Alward said while he was disappointed with the results of the election, he also would like to see a review of the problems Elections New Brunswick had counting the ballots on Monday night.
"I believe Elections New Brunswick has an obligation to New Brunswickers to ensure that every ballot is counted properly and that there is a thorough review," Alward told a news conference in Fredericton, adding he will continue to represent the riding of Carleton in the legislature.
With a number of close races across the province, Alward said it was important to get the vote count right because the election was decided by about 420 voters in six ridings.
"At the very least there certainly should be a review to determine what happened."
In the middle of the confusion surrounding the results the night before, the president of the Tory party said a recount needed to be done by hand.
However on Tuesday, Alward tempered the party's response, saying Elections New Brunswick is going through its regular post-election review of all the results. That review to look for any irregularities takes four days before producing the official results.
"Before we take any further direction, that's the process that we need to follow," Alward said.
Alward, 54, becomes only the second premier to fail in his bid for a second term in the province's history. He won a majority government in September 2010, unseating the one-term administration of Liberal Shawn Graham.
In this election, Liberal Leader Brian Gallant's party won 27 seats, the Tories were left with 21 and the Greens took one riding.
At 32, Gallant will become the country's youngest premier.
He declined interview requests Tuesday but in a statement said he will meet with Alward on Wednesday to discuss the transition process.
"We haven't always agreed on the proper path forward, but never have I doubted his deep commitment to our collective well-being," Gallant said.
"We are at a critical juncture in our collective future. Some difficult decisions lie ahead. But I promise all New Brunswickers that I will work incredibly hard to ensure our province moves in the right direction."
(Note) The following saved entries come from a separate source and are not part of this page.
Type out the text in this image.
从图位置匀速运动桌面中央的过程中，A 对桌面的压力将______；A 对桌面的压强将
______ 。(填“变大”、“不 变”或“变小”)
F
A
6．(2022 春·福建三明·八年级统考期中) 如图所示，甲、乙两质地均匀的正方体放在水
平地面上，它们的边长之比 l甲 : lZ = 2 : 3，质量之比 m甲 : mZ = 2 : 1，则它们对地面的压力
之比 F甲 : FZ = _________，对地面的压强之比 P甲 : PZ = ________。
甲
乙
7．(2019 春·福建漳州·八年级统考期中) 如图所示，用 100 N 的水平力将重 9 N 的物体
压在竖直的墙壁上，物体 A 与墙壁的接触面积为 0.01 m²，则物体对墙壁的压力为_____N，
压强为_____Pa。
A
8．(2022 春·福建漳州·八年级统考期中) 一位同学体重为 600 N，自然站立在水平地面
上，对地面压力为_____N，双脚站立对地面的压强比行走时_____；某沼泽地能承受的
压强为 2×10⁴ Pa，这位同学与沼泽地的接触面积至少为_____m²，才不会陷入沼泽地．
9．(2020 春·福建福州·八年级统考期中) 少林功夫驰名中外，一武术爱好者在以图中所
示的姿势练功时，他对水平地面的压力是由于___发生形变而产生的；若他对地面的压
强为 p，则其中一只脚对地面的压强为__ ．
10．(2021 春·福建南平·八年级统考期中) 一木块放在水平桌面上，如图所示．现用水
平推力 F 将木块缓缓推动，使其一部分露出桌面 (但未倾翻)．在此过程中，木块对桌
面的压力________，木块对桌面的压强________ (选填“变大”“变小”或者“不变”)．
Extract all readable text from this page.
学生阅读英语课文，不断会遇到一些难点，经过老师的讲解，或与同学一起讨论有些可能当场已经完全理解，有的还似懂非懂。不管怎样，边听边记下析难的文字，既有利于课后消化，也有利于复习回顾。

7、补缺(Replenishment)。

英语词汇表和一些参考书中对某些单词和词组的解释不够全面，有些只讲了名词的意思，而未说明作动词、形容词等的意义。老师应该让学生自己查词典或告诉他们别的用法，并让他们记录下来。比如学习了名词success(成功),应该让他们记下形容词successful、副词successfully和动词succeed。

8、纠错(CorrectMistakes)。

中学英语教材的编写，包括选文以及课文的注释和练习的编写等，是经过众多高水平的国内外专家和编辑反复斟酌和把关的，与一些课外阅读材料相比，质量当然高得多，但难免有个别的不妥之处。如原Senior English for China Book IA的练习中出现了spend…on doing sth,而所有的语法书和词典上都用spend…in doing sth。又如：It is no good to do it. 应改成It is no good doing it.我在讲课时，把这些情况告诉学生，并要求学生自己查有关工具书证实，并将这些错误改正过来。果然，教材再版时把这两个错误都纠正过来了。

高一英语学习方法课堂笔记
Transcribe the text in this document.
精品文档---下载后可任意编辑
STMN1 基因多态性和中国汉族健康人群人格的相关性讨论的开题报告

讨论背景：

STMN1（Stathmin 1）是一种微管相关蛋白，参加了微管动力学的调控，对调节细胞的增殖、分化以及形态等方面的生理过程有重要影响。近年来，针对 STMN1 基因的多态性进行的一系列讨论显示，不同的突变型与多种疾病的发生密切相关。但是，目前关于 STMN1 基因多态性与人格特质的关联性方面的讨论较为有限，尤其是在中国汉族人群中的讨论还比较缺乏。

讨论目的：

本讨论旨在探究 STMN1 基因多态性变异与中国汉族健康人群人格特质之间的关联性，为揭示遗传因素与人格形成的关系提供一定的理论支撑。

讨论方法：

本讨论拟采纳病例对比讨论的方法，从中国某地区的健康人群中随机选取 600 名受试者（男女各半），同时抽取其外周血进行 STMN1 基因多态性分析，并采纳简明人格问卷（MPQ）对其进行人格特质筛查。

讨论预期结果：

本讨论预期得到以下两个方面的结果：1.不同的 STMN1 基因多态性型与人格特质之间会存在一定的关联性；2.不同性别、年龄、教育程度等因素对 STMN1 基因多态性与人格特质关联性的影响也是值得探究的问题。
Chief electoral officer Michael Quinn said Tuesday there was a discrepancy found between election results that were manually entered and those from the tabulation machines on Monday at about 10:15 p.m., so they stopped posting the results to their website.
About 30 minutes later, Elections New Brunswick suspended vote counting for almost two hours.
Quinn said the problem was traced to a program provided to Elections New Brunswick by Dominion Voting.
"The problem is not with the tabulation machines. They know how to count, they do a good job," he told a news conference.
"The problem was in one particular program or process ... which didn't, for some reason, work properly. We identified it. We found out how to correct it, so the results on the web are correct."
A spokesman for Dominion Voting said it remained unclear what caused the problem.
"We haven't looked into our processes to determine why it didn't show up in any of the early testing," James Hoover said at the same news conference. "Our focus is just to get the results done now. That's a topic of discussion later."
Green Leader David Coon, who won the riding of Fredericton South, said he hasn't seen all the details of what happened but public confidence needs to be maintained in the election machinery.
Coon said a review is needed to make recommendations on how to avoid problems in the future after what he called an "unprecedented" series of problems for a Canadian election.
"The bottom line is that New Brunswickers have to feel confident in the election results," he said before Quinn's news conference.
"Obviously there is going to have to be a review of this whole thing to take a look at what happened and why. ... Elections New Brunswick is not looking very good this morning in most people's eyes as a result of this, despite their best efforts, and they did seem to pull it out at the end very late there and get the final results in."
When asked if a review is needed, Quinn replied: "No, we know exactly what happened."
Kris Austin, leader of the People's Alliance of New Brunswick, questioned the results in his riding, saying the numbers his party got from scrutineers at the returning office don't match the numbers they received later on.
"There's just a lot of questions," said Austin, who lost in Fredericton-Grand Lake by 26 votes. "It's not adding up."
Austin said he will ask for a recount in his riding and he supports a recount of all the ballots across the province.
"If nothing else, the people of New Brunswick need a sense of confidence and closure in the election results. And I think the only way that can be achieved is to have a manual recount."
Austin said the legitimacy of the legislature is at stake.
"Obviously the electronic process failed us and to have a government or elected MLAs in power based on a failed process just puts the whole system of democracy in jeopardy," he said.